Handelingen I 2013-2014, nr. 19, item 5 - blz. 82-83

Staatssecretaris Van Rijn:

Ik reageer nog even op de pilot, in afwezigheid van mevrouw Scholten. Mevrouw Slagter had er ook naar gevraagd. Ik zit er heel pragmatisch in. We vinden allemaal dat er meer aan de voorkant moet worden samengewerkt en dat dit nog niet vanzelf gaat. Dan is het heel verstandig om met gemeenten, verzekeraars, zorgaanbieders en huisartsen te kijken hoe we die samenwerking aan de voorkant gaan vormgeven.
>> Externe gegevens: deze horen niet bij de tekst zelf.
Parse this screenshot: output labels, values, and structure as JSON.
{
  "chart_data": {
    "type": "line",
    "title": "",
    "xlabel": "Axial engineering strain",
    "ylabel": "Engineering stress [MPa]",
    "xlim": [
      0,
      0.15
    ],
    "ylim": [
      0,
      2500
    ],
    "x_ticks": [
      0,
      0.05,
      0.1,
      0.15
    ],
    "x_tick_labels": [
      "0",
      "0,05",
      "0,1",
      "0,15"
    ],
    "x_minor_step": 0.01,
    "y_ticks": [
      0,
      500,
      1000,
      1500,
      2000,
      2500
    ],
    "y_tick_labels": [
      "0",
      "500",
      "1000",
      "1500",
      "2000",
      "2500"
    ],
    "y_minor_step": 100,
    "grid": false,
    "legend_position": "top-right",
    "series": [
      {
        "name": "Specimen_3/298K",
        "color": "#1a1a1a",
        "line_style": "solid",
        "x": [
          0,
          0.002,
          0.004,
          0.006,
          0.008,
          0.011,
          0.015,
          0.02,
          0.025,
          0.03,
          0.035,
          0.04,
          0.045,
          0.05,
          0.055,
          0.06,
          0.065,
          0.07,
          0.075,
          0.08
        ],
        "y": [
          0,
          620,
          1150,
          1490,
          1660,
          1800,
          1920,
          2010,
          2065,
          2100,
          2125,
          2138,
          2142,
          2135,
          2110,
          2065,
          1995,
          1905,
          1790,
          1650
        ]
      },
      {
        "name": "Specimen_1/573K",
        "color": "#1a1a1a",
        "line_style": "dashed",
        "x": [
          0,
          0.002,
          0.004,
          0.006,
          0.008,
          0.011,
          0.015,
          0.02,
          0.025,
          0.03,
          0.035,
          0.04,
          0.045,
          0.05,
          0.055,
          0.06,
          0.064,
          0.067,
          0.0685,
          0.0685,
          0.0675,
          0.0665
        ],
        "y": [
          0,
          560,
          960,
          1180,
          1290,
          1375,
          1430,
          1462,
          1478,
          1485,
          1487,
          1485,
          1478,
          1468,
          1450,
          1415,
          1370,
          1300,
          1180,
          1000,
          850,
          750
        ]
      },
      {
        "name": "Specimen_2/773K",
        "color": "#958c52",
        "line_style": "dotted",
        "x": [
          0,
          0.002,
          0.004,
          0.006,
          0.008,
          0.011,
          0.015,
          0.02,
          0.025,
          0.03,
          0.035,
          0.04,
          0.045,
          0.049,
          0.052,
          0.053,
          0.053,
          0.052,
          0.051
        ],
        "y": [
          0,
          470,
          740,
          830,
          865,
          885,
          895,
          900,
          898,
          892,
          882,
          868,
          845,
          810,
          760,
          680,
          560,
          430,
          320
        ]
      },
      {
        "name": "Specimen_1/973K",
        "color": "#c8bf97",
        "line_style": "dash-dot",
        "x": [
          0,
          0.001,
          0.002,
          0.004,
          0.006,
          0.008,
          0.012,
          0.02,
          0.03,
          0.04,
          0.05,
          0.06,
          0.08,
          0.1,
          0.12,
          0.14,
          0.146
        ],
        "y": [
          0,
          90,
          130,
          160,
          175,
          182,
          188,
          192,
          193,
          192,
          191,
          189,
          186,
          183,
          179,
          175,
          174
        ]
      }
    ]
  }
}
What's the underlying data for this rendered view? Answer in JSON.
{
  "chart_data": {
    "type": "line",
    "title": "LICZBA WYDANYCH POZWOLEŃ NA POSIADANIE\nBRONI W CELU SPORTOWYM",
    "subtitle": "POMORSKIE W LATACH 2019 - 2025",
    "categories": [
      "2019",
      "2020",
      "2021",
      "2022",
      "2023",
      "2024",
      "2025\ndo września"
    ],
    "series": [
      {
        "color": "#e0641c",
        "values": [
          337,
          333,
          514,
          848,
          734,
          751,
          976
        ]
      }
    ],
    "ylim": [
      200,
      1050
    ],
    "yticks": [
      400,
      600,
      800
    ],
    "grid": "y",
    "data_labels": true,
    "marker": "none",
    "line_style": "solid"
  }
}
Ik ben ervan overtuigd dat daar verschillende modellen voor zijn. Soms gebeurt het met sociale wijkteams, soms in het kader van een Centrum voor Jeugd en Gezin, soms wordt er een aparte voorkant voor ingericht en soms wordt het gepositioneerd bij de huisarts. Allemaal prima, en vandaar dat het goed is om aan de hand van de pilots een aantal modellen uit te werken waarvan we goed kunnen leren. Het is niet alleen om te kunnen bedenken en ontwikkelen hoe we het zouden kunnen inrichten, maar het kan ook worden meegenomen in de evaluatie die we na drie jaar krijgen. Zo kunnen we zien of de samenwerking op een goede manier van de grond is gekomen, wat succesvolle modellen zijn en wat niet. Bij dezen doe ik de toezegging aan D66 dat het niet alleen om pilots gaat, maar dat we het ook meenemen bij de evaluatie van de wet.